If π(f) is irreducible in (ℤ/pℤ)[x] then f(x) is irreducible in ℤ[x]. As ℤ/pℤ has p elements, the number of polynomials of any fixed degree with coefficients in ℤ/pℤ) is finite. This can make it easy to prove that a polynomial is irreducible in (ℤ/pℤ)[x]. Be careful to note, however, that there exist polynomials that are irreducible in ℤ[x] but are reducible modulo p for all primes p, so the theorem above does not have a viable converse statement.
Nota bene.The converse of the theorem is not true, i.e. it is not the case that if, for some p, f̄(x) is reducible over ℤp, then f(x) is reducible over ℚ. We have seen that x4 + 1 is irreducible over ℚ, though reducible over ℤ2; indeed, x4 + 1 = (x2 + 1)(x2 + 1) in ℤ2[x]. ■
Since, the irreducibility test in ℤp[x] is finite, since there are only finitely many possible factors of the polynomial, thus working modulo p is convenient and not computationally expensive
Example 5.7.7. Let f(x) = 21x3 −3x2 + 2x + 9. Then, over ℤ2, we have f(x) = x3 + x2 + 1 and, since f̄(0) = 1 and f̄(1) = 1, we see that f(x) is irreducible over ℤ2. Thus, f(x) is irreducible over ℚ. Notice that, over ℤ3, f(x) = 2x is irreducible, but we may not apply 5.7.6 as 3|21, to conclude that f(x) is irreducible over ℚ. □
Example 5.7.8. Let 5x4 −2x3 + 9x − 1. If we consider it as a polynomial with coefficients in ℤ2, the polynomial is x4 + x + 1. This polynomial has no roots in ℤ2, so, if it factors, it does so into the product of two second degree factors: that is, we would get
x4 + x + 1 = (x2 + ax + 1)(x2 + bx + 1),
or
x4 + x + 1 = x4 + (a + b)x3 + abx2 + (a + b)x + 1,
which is clearly impossible.

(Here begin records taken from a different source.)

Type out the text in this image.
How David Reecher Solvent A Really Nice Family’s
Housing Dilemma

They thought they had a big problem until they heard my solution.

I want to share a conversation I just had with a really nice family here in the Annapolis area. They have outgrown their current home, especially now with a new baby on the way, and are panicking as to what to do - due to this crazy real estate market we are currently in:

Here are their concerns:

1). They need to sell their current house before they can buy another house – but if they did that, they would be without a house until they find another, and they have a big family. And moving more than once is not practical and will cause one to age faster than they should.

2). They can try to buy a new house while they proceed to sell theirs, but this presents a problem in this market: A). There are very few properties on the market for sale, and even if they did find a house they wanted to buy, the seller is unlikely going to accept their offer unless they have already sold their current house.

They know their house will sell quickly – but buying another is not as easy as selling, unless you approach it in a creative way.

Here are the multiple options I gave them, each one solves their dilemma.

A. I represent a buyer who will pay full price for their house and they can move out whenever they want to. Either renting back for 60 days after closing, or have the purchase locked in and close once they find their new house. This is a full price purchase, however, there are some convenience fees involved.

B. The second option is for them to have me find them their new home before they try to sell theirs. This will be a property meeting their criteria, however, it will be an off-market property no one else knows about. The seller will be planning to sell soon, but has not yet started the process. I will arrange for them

So x4 + x + 1 is irreducible over ℤ2, which implies that the original polynomial is irreducible over ℚ. □
Methods to study the irreducibility of a polynomial over ℚ
Consider without loss of generality only primitive polynomials f(x) ∈ ℤ[x];
If f(x) is of degree 2 or 3, it is irreducible over ℚ if and only if it has no roots in ℚ; If f(x) has degree 2 then one of its factor is a 1st degree polynomial x − a; By Ruffin's theorem if f has no root a, then it cannot be divisible by x − a.
In the case of f(x) of degree 3, if f were reducible one of its factor would have degree 1, but again if f has no root a, it cannot be divisible by x − a.
Use the test for the existence of rational roots based upon Proposition 4.6.10 to conclude that f(x) is reducible: the existence of roots implies the reducibility of the polynomial;
If possible, especially for low degrees, look for a factorization into polynomials with integer coefficients;
When there is a prime p verifying the hypothesis of Eisenstein’s criterion, use it to conclude that f(x) is irreducible over ℚ;
use transformations of the form x → x + α to be able to apply Eisenstein’s criterion;
consider f̄(x) ∈ ℤp[x] rather than f(x) ∈ ℤ[x]: if there exists a p not dividing the leading coefficient of f(x) and such that f̄(x) is irreducible over ℤp, then f(x) is irreducible over ℚ.